È la mattina del 12 febbraio 1980, verso le 11,35, quando una ragazza raggiunge il professor Vittorio Bachelet sulla scalinata della facoltà di Scienze Politiche alla Sapienza di Roma. Lo afferra per una spalla costringendolo a voltarsi e insieme all’uomo che la accompagna gli scarica addosso otto proiettili calibro 32. Il docente universitario che aveva appena finito di tenere una lezione ai suoi studenti si accascia al suolo e muore davanti agli occhi dell’assistente, la 29enne Rosy Bindi. A firmare la condanna sono Annalaura Braghetti e Bruno Seghetti, due militanti di spicco della colonna romana delle Brigate Rosse.

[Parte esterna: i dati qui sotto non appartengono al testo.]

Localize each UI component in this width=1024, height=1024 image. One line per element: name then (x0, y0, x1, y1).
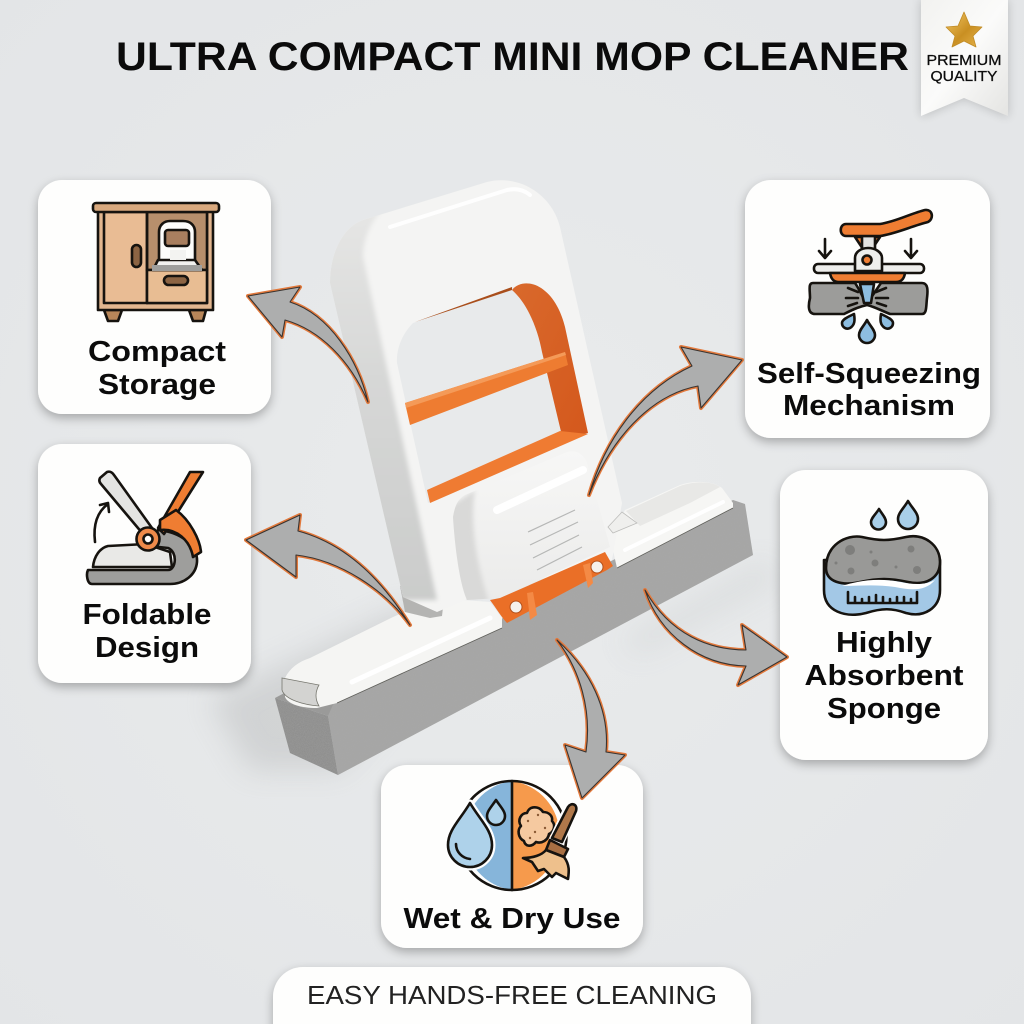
panel: self-squeezing mechanism (745, 180, 990, 438)
panel: foldable design (38, 444, 251, 683)
arrow: to wet and dry use (557, 640, 625, 798)
icon: mini mop in cabinet (152, 221, 202, 271)
card label: Highly (836, 627, 932, 659)
card label: Self-Squeezing (757, 358, 981, 390)
footer pill: easy hands-free cleaning (273, 967, 751, 1024)
panel: wet and dry use (381, 765, 643, 948)
card label: Absorbent (804, 660, 964, 692)
footer text: EASY HANDS-FREE CLEANING (307, 980, 717, 1010)
mop sponge (275, 500, 753, 775)
mop base right (610, 482, 733, 568)
card label (82, 599, 212, 664)
icon: squeeze mechanism (809, 210, 932, 343)
icon: cabinet (93, 203, 219, 321)
squeeze block (453, 466, 587, 600)
badge text: QUALITY (930, 69, 998, 85)
upper orange bar (405, 352, 568, 425)
handle side bevel (322, 206, 437, 600)
card label: Compact (88, 336, 226, 368)
card label: Mechanism (783, 390, 955, 422)
window orange right wall (512, 283, 588, 440)
product: mini mop (275, 180, 753, 775)
mop base left notch (282, 678, 319, 706)
badge text (926, 53, 1002, 85)
handle hinge foot (400, 586, 445, 618)
title: ULTRA COMPACT MINI MOP CLEANER (116, 35, 909, 79)
arrow: to self-squeezing mechanism (589, 347, 742, 495)
orange clamp (490, 552, 613, 623)
arrow: to foldable design (246, 515, 410, 625)
card label: Foldable (82, 599, 212, 631)
card label (757, 358, 981, 422)
card label (804, 627, 964, 725)
icon: sponge with drops (824, 501, 940, 615)
arrow: to highly absorbent sponge (645, 590, 787, 685)
mop base left (282, 598, 502, 708)
card label: Design (95, 632, 199, 664)
card label: Sponge (827, 693, 941, 725)
handle window (397, 283, 588, 503)
window top orange edge (415, 287, 512, 322)
floor shadow under mop (210, 560, 780, 770)
handle fold notch (608, 512, 637, 533)
icon: wet and dry split circle (448, 781, 576, 890)
lower orange bar (427, 431, 588, 503)
icon: gold star (946, 12, 982, 47)
dry dust and broom (519, 804, 576, 879)
panel: compact storage (38, 180, 271, 414)
card label: Wet & Dry Use (404, 903, 620, 935)
handle silhouette (330, 180, 622, 612)
card label: Storage (98, 369, 216, 401)
wet drops (448, 800, 505, 867)
premium quality ribbon badge (921, 0, 1008, 117)
handle top highlight (390, 189, 530, 227)
icon: folding mop (87, 472, 203, 584)
block vents (528, 510, 582, 570)
panel: highly absorbent sponge (780, 470, 988, 760)
arrow: to compact storage (248, 287, 368, 402)
card label (88, 336, 226, 401)
badge text: PREMIUM (926, 53, 1002, 69)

Titolare di una cattedra di diritto amministrativo, Vittorio Bachelet era nato a Roma nel 1926 ed era al momento della morte vicepresidente del Consiglio Superiore della Magistratura. Nel comunicato successivo all’omicidio, i brigatisti lo accusano di aver assunto “il controllo delle attività giuridiche dei singoli magistrati” assicurandone “un collegamento organico all’esecutivo”. Il giurista 53enne, ex presidente nazionale dell’Azione Cattolica ed esponente politico democristiano, pagò in realtà il suo impegno per la difesa dello Stato di diritto in un momento storico in cui l’ascesa del terrorismo giustificava la richiesta di leggi speciali presso ampi settori della società.

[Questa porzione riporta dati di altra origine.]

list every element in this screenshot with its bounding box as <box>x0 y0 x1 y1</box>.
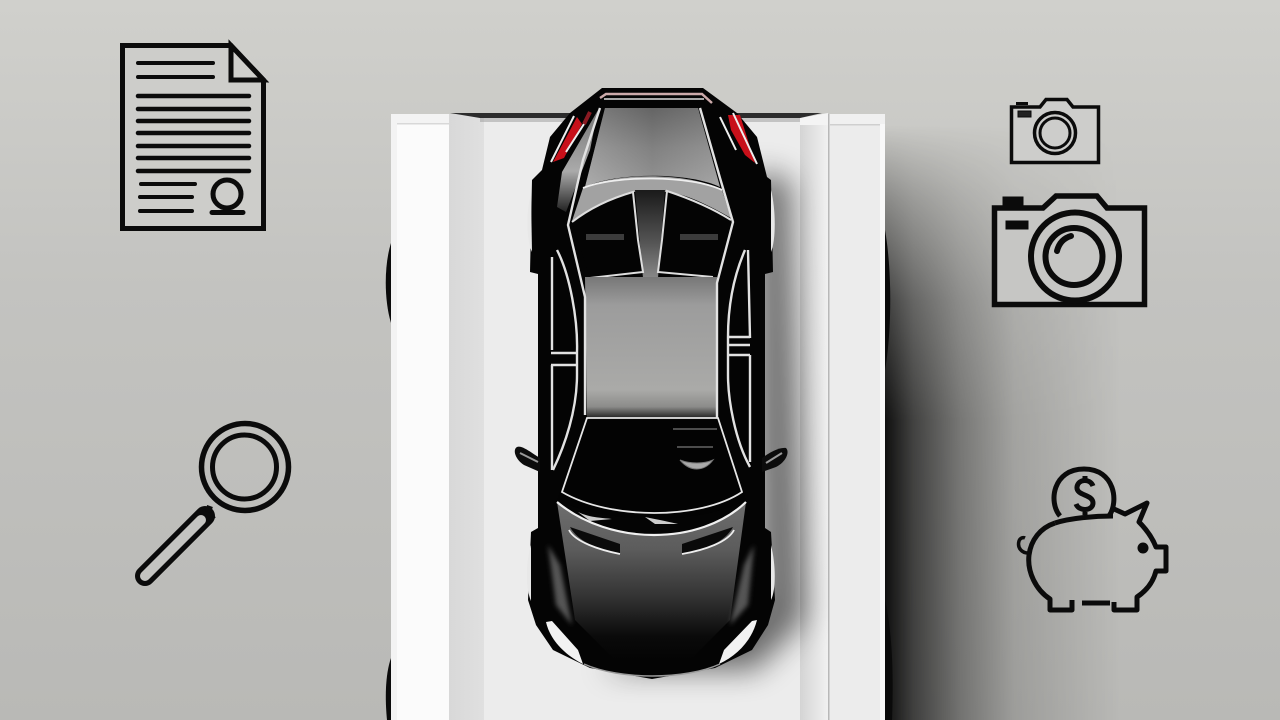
hood <box>548 502 754 660</box>
rear pillar reflections <box>557 110 598 212</box>
roof panel <box>585 277 717 418</box>
mirrors <box>515 447 788 472</box>
windshield <box>557 418 746 519</box>
side rails <box>551 108 750 470</box>
tail lights <box>551 94 757 164</box>
car shadow <box>600 170 804 670</box>
icon: document with seal <box>122 46 264 228</box>
icon: magnifying glass <box>145 424 288 576</box>
icon: small camera <box>1012 100 1098 162</box>
hood vents <box>570 527 620 554</box>
rear quarter windows <box>572 190 731 278</box>
headlights <box>546 620 757 676</box>
icon: large camera <box>994 196 1144 304</box>
paper sheet under the car <box>386 113 893 720</box>
wheel arches highlights <box>527 190 775 601</box>
dark edges behind the sheet <box>386 230 893 720</box>
icon: piggy bank with coin <box>1019 469 1166 610</box>
car <box>515 88 804 679</box>
rear window <box>585 108 720 187</box>
car body silhouette <box>528 88 775 679</box>
rear window frame band <box>572 176 731 221</box>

Nell’aula di Assise del Tribunale di Cuneo, di fronte agli studenti del Liceo delle Scienze Umane ‘Edmondo De Amicis’ e del Liceo Artistico ‘Ego Bianchi’, la figura di Bachelet è stata ricordata stamane nel corso di un incontro pubblico cui hanno preso parte il presidente del Tribunale Paolo Demarchi, il presidente della sezione penale Marcello Pisanu, il procuratore capo Onelio Dodero, il presidente dell’Ordine degli Avvocati di Cuneo Claudio Massa e il professor Antonio Moschella in rappresentanza del Provveditorato agli Studi.
“Il messaggio di Bachelet, il suo invito all’autoresponsabilità, sta a significare che non dobbiamo attendere che altri risolvano i problemi che denunciamo ma che dobbiamo essere noi in prima persona a farlo” ha osservato l’avvocato Massa. Del grande magistrato cattolico sopravvive “un ideale di giustizia con compassione al quale ha sacrificato la vita, al pari di Giorgio Ambrosoli e Fulvio Croce” e soprattutto l’idea che “la giustizia non è strumento di vendetta ma di applicazione delle regole a un essere umano, a prescindere dalle colpe di cui si è macchiato”.
“Per sconfiggere fenomeni come il terrorismo, l’antisemitismo, la criminalità organizzata non servono caserme ma scuole” ha affermato il procuratore Dodero, tracciando un quadro storico di ciò che ha rappresentato in Italia la stagione degli anni di piombo: “Il terrorismo aveva seminato molto consenso fra la classe operaia e gli studenti, nelle assemblee dei licei dove non tutti erano in disaccordo con la lotta armata. Tutto cambiò il 24 gennaio 1979 con l’assassinio dell’operaio e sindacalista Guido Rossa da parte delle Br: la gente capì che si era passato il segno e ne nacque un’autentica rivoluzione civile”. Oggi, ha concluso il magistrato rivolto ai ragazzi, “avete la possibilità di essere liberi praticando le regole della democrazia” e perseguendo “una forma di eroismo che coincide con lo svolgere il proprio dovere”.